Women have been historically underrepresented in pharmacokinetic drug-drug interaction studies, and the Ovidrel-progesterone pairing is no exception to that broader pattern. The statement that no pharmacokinetic interaction exists between choriogonadotropin alfa and progesterone is based on the absence of shared metabolic pathways identified in regulatory submissions, not from a dedicated women's study comparing co-administration against either drug alone in a randomized trial. This absence-of-evidence point should be taken as reassuring but not as definitive proof of zero interaction at the pharmacodynamic level in every possible clinical scenario.

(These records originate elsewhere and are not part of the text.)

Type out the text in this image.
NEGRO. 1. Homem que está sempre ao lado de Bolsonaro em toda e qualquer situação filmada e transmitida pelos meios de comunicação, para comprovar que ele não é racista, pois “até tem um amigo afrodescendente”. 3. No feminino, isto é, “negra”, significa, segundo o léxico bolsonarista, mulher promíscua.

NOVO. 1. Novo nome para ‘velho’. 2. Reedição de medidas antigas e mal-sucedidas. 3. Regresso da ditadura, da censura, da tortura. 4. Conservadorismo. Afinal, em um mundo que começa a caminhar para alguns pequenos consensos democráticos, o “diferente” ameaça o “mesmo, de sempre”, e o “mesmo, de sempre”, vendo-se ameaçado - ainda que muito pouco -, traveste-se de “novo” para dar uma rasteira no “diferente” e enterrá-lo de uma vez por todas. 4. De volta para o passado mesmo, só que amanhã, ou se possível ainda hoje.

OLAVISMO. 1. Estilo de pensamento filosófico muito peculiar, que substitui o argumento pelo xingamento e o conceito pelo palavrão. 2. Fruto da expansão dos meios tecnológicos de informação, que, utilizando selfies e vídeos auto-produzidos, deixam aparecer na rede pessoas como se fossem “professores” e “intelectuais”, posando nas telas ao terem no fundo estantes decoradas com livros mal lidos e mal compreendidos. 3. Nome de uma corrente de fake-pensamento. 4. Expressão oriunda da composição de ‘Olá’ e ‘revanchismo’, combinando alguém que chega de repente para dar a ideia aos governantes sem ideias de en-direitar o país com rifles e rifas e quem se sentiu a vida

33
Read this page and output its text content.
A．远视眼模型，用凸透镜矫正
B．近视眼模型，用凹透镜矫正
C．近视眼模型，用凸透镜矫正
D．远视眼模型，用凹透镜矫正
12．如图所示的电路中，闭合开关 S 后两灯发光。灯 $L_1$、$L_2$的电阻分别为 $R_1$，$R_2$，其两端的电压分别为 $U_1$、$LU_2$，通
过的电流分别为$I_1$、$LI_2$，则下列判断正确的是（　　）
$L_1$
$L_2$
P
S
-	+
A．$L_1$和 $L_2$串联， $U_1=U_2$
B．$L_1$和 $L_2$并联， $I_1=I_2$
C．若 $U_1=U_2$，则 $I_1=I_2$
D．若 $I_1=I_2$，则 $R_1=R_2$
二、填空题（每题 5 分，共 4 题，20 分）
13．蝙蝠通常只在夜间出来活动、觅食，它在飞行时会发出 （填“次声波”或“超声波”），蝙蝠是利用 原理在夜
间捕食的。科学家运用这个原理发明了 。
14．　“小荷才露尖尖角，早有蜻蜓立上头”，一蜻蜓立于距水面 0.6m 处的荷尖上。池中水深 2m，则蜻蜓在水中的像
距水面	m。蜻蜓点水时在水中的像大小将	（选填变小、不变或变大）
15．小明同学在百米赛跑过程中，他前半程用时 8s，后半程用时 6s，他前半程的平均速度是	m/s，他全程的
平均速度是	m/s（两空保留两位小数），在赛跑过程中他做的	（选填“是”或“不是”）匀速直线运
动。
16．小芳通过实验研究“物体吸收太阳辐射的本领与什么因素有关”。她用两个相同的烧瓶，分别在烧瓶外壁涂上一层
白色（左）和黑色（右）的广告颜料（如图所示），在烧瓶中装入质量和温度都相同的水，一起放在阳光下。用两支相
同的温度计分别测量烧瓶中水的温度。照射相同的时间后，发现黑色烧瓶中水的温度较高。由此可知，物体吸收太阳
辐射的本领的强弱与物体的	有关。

ASRM guidelines on luteal phase support draw on dozens of randomized trials of progesterone formulations in ART, but most of these trials were not designed to evaluate interactions with the specific hCG trigger used. The clinical confidence in this combination comes from decades of standard practice in reproductive medicine, not from head-to-head interaction studies. Where you are using a newer formulation of progesterone (such as a vaginal ring or subcutaneous injection), data on direct comparison to the standard protocols is thinner, and you should ask your reproductive endocrinologist what the evidence base is for the specific product they are prescribing.